While recognizing the range of activity, Vince Casale, Otsego County Republican chairman, said it is, as yet, unfocused. “My first question is, what do they want?” Lacking that, events like this weekend’s rally are “demonstrations for the sake of demonstrations.”
Casale said Faso “is never avoiding his constituents: He wants to meet and talk with them.” But, “if there are concerns out there, those concerns need to be brought to a forum that’s conducive to a good dialogue, an exchange of ideas that’s fair – and even safe – for everyone who’s there.”
“What about other voices that want to talk about other issues?” Casale continued. “Discussions with constituents should be for everyone, not just a small group of people seeking to hijack the conversation.”
Stormy town hall meetings were expected across the country this week, a congressional recess. According to reports, Elise Stefanik, R-Willsboro, when asked to schedule town hall meetings, arranges smaller, more intimate conversations.
Meanwhile, Kline said, “Our ‘Indivisible’ group has joined with other groups, such as Our Revolution” – inspired by Bernie Sanders’ campaign – “Move Forward New York and Swing Left. There’s a whole group of resistance groups, for lack of a better word, that we’re joining together with.”

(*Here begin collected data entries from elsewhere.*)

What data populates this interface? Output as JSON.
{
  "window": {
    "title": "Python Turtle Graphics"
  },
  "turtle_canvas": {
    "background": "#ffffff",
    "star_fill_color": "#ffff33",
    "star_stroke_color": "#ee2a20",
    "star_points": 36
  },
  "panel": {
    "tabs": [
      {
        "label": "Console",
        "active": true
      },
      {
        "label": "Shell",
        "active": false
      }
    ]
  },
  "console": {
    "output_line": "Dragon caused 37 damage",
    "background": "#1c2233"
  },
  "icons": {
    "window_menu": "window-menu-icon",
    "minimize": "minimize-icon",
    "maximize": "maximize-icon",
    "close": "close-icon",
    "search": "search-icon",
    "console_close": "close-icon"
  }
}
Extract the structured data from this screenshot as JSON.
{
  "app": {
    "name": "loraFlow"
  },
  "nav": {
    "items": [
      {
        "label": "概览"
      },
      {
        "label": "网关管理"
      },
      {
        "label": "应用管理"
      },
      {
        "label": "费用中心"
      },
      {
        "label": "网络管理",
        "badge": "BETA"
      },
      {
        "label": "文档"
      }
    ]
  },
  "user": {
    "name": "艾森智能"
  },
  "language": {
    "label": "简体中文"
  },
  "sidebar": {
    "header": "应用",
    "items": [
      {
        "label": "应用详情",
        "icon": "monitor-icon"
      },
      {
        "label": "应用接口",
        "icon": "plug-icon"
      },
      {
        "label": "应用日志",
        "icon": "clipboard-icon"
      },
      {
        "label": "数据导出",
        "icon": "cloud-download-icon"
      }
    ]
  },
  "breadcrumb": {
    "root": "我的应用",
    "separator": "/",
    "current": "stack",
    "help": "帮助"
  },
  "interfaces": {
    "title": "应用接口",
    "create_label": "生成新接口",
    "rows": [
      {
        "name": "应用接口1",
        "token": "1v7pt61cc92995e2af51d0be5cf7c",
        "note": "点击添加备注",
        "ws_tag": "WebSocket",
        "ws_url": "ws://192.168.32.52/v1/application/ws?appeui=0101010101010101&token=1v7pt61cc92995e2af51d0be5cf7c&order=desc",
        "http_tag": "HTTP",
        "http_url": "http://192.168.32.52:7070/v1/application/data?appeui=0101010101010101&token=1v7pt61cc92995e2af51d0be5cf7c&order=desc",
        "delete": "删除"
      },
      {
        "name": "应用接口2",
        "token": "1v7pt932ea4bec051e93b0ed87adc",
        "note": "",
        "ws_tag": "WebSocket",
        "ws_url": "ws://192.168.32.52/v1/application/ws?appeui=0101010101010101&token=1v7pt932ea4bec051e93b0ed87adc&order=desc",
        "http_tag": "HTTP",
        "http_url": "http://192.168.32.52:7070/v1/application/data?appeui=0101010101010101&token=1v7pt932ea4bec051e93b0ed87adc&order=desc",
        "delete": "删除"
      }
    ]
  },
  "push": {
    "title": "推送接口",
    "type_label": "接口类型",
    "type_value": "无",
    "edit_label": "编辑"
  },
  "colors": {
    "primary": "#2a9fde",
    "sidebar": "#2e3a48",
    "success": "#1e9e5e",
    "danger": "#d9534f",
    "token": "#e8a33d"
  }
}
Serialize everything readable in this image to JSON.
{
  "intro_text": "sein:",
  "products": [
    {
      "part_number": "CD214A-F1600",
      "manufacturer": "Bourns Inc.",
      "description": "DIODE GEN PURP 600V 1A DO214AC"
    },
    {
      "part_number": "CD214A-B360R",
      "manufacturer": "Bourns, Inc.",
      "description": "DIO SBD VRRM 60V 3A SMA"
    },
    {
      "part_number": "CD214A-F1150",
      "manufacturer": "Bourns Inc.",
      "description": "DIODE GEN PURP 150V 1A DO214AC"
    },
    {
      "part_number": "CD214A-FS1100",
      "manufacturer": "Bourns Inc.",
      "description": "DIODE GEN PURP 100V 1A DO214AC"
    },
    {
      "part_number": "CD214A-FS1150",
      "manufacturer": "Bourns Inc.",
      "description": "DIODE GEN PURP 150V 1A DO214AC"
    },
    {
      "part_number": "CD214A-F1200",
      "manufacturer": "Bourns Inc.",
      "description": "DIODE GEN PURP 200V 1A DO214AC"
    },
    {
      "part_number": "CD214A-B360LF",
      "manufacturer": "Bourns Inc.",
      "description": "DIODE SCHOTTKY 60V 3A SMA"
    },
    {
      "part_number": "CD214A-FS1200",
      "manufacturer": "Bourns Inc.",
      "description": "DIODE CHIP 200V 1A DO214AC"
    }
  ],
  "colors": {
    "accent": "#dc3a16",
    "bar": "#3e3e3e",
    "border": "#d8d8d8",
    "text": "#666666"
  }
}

Swing Left, she said, has identified congressional districts across the country where Republicans were elected by less than 15 percentile points, and thus vulnerable to challenges in 2018. Faso bested Democratic Teachout by 8.6 points Nov. 8, and thus falls into the category.
U.S Rep. Claudia Tenney, R-Utica, whose district includes a northwest section of Otsego County, is also in a swing district, having won by just 5 percentage points, Swing Left reports.